Gmina Wąsewo is a rural gmina (administrative district) in Ostrów County, Masovian Voivodeship, in east-central Poland. Its seat is the village of Wąsewo, which lies approximately 17 kilometres (10 mi) north-west of Ostrów Mazowiecka and 85 km (52 mi) north-east of Warsaw.

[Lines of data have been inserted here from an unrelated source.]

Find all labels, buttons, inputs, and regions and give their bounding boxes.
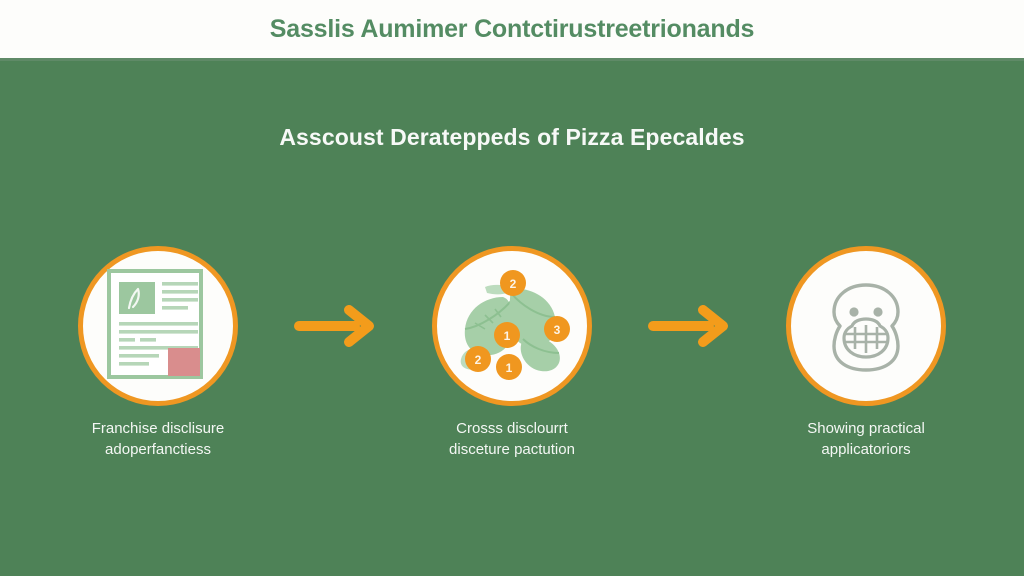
- document-page-icon: [106, 268, 210, 384]
- leaves-with-coins-icon: 2 3 1 2 1: [451, 267, 573, 385]
- section-subtitle: Asscoust Derateppeds of Pizza Epecaldes: [0, 124, 1024, 151]
- badge-label-4: 2: [475, 353, 482, 367]
- face-mask-icon: [818, 278, 914, 374]
- step-3-circle[interactable]: [786, 246, 946, 406]
- step-2-caption: Crosss disclourrt disceture pactution: [387, 418, 637, 461]
- connector-2: [643, 303, 735, 349]
- step-3[interactable]: [786, 246, 946, 406]
- slide-canvas: Sasslis Aumimer Contctirustreetrionands …: [0, 0, 1024, 576]
- process-steps-row: 2 3 1 2 1: [78, 243, 946, 408]
- badge-label-1: 2: [510, 277, 517, 291]
- header-band: Sasslis Aumimer Contctirustreetrionands: [0, 0, 1024, 58]
- badge-label-2: 3: [554, 323, 561, 337]
- step-2-caption-line1: Crosss disclourrt: [387, 418, 637, 439]
- step-1-caption-line2: adoperfanctiess: [33, 439, 283, 460]
- connector-1: [289, 303, 381, 349]
- page-title: Sasslis Aumimer Contctirustreetrionands: [270, 15, 754, 44]
- arrow-right-icon: [647, 305, 731, 347]
- step-3-caption-line2: applicatoriors: [741, 439, 991, 460]
- badge-label-3: 1: [504, 329, 511, 343]
- step-1-caption-line1: Franchise disclisure: [33, 418, 283, 439]
- arrow-right-icon: [293, 305, 377, 347]
- captions-row: Franchise disclisure adoperfanctiess Cro…: [78, 418, 946, 461]
- step-1[interactable]: [78, 246, 238, 406]
- step-3-caption: Showing practical applicatoriors: [741, 418, 991, 461]
- step-1-caption: Franchise disclisure adoperfanctiess: [33, 418, 283, 461]
- step-1-circle[interactable]: [78, 246, 238, 406]
- step-2-circle[interactable]: 2 3 1 2 1: [432, 246, 592, 406]
- step-2-caption-line2: disceture pactution: [387, 439, 637, 460]
- step-3-caption-line1: Showing practical: [741, 418, 991, 439]
- step-2[interactable]: 2 3 1 2 1: [432, 246, 592, 406]
- badge-label-5: 1: [506, 361, 513, 375]
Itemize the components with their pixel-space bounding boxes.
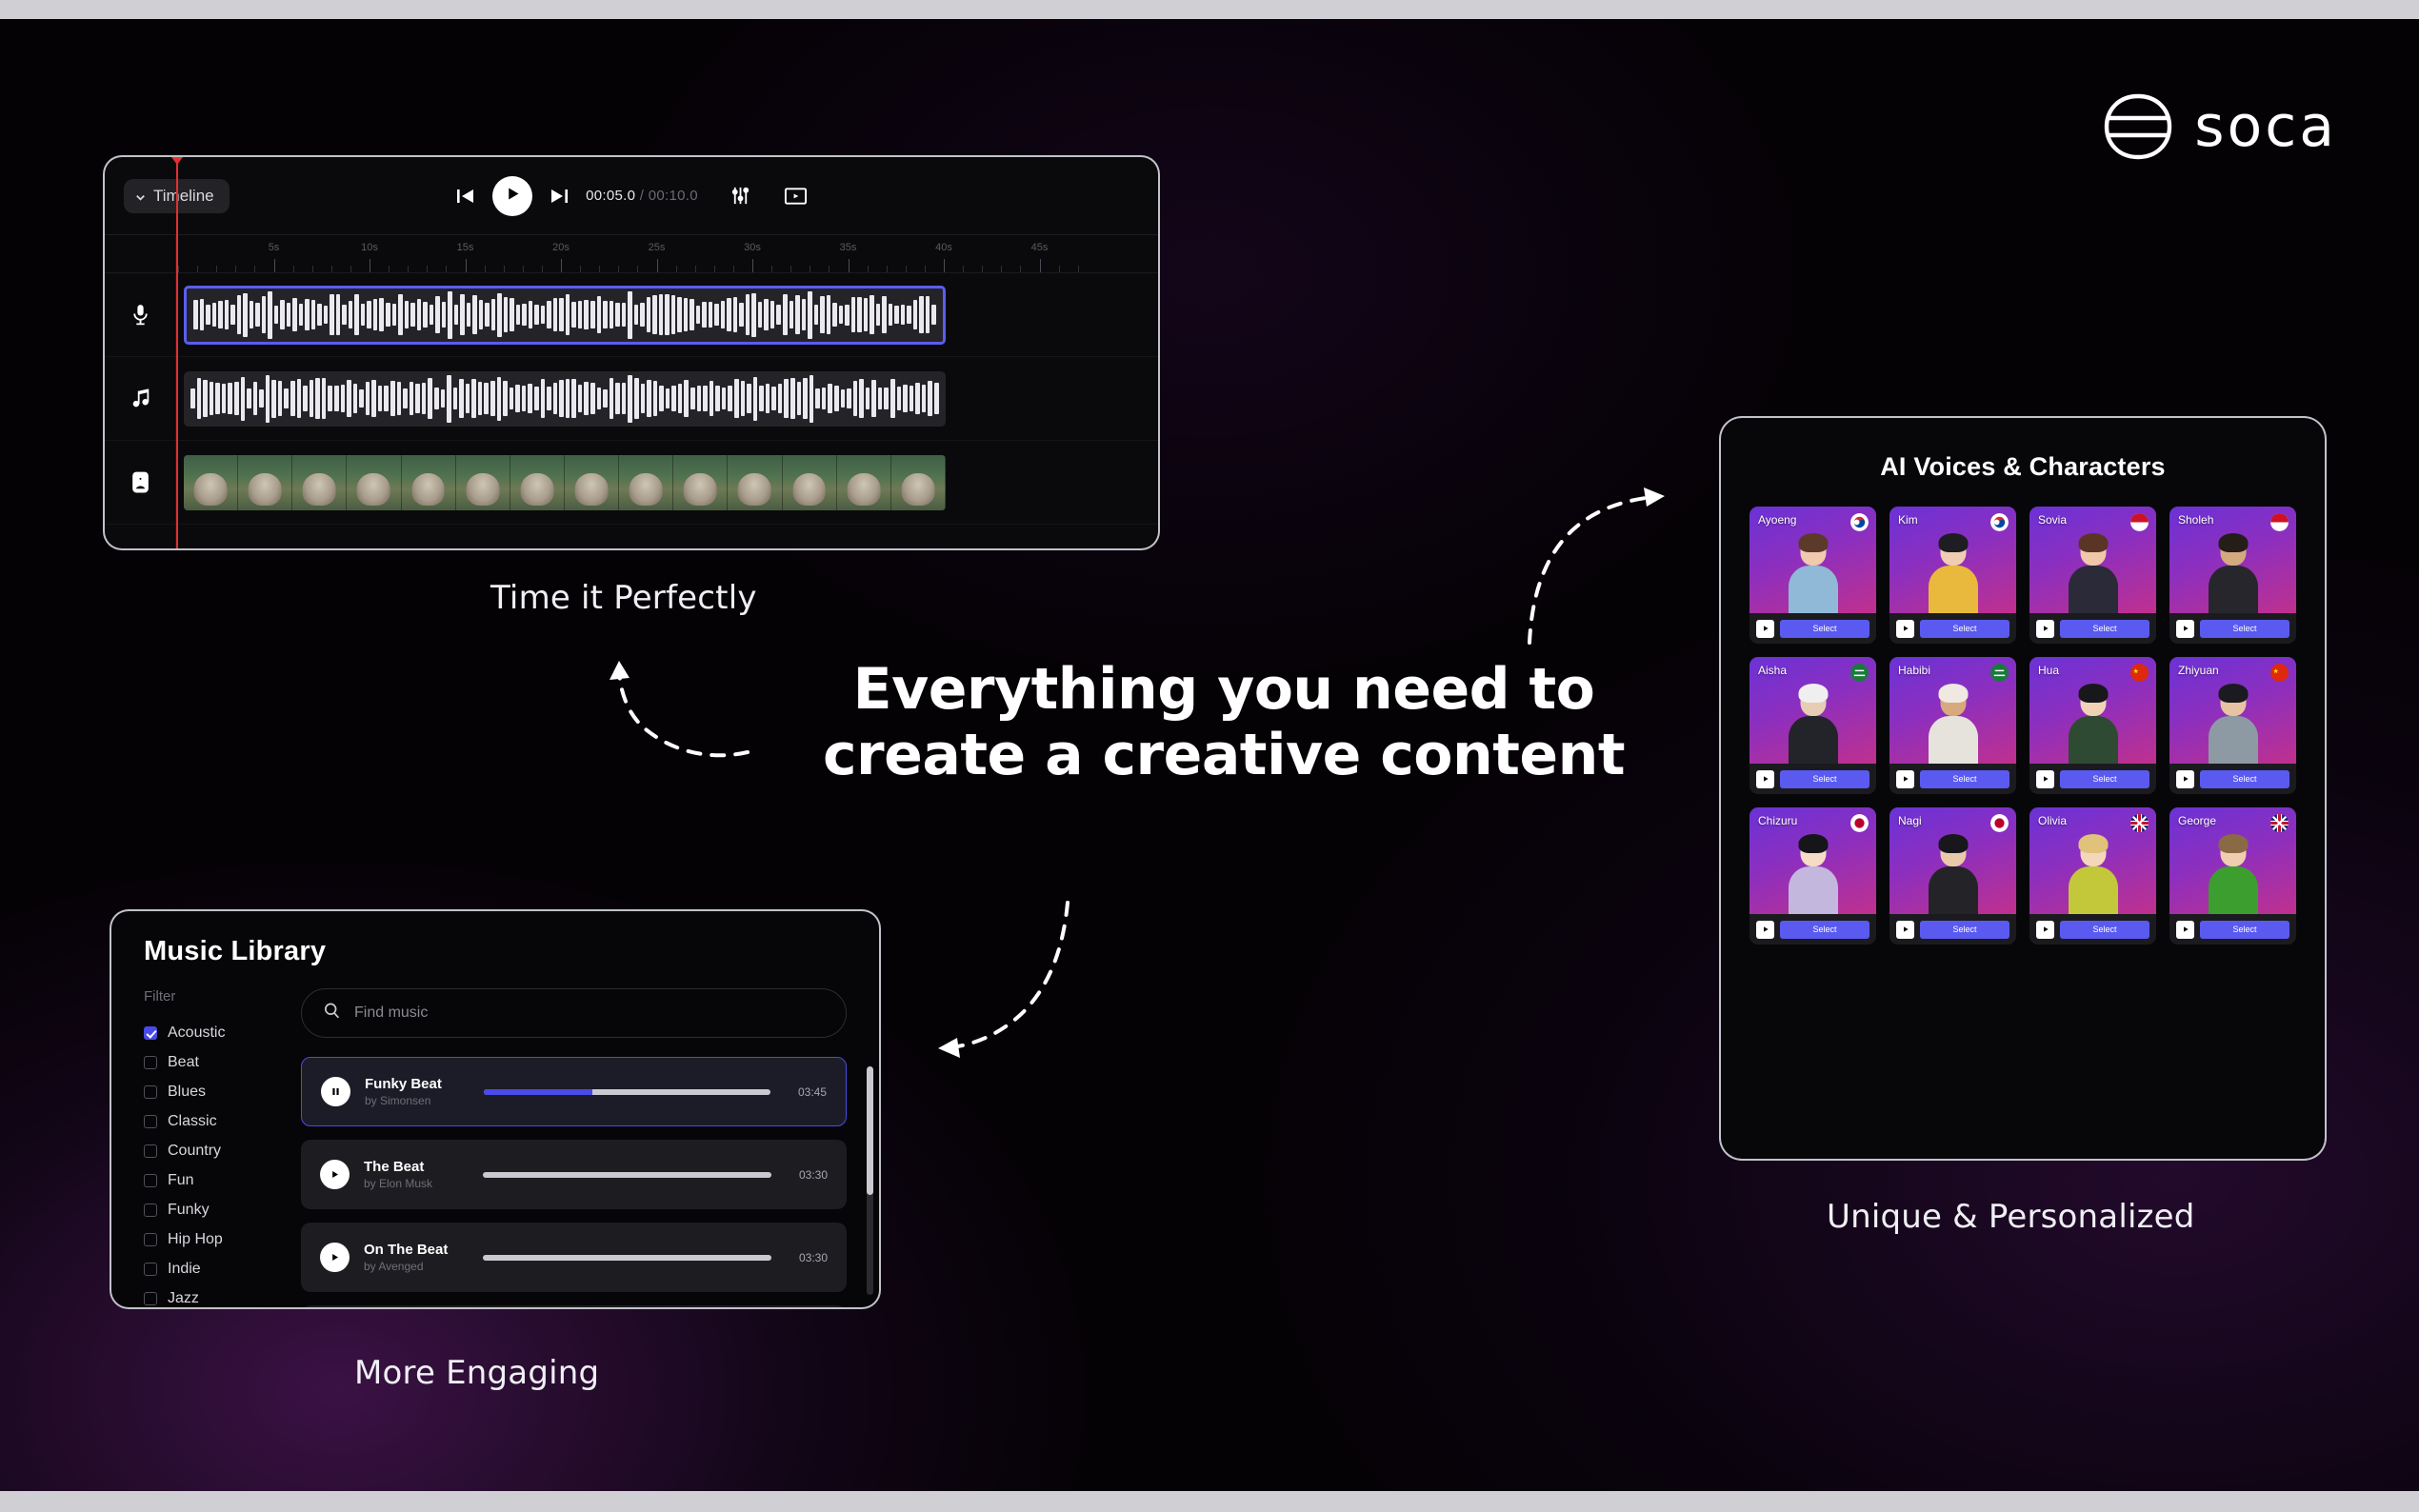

The gmina covers an area of 119.2 km2, and as of 2006 its total population is 4,582 (4,476 in 2013).

==Villages==
Gmina Wąsewo contains the villages and settlements of Bagatele, Bartosy, Brudki Nowe, Brudki Stare, Brzezienko, Choiny, Czesin, Dalekie, Grądy, Grębki, Jarząbka, Króle, Majdan Suski, Mokrylas, Przedświt, Przyborowie, Rososz, Ruda, Rynek, Rząśnik Szlachecki, Rząśnik Włościański, Rząśnik-Majdan, Trynosy, Ulasek, Wąsewo, Wąsewo-Kolonia, Wąsewo-Lachowiec, Wysocze, Zastawie and Zgorzałowo.

==Neighbouring gminas==
Gmina Wąsewo is bordered by the gminas of Czerwin, Długosiodło, Goworowo and Ostrów Mazowiecka.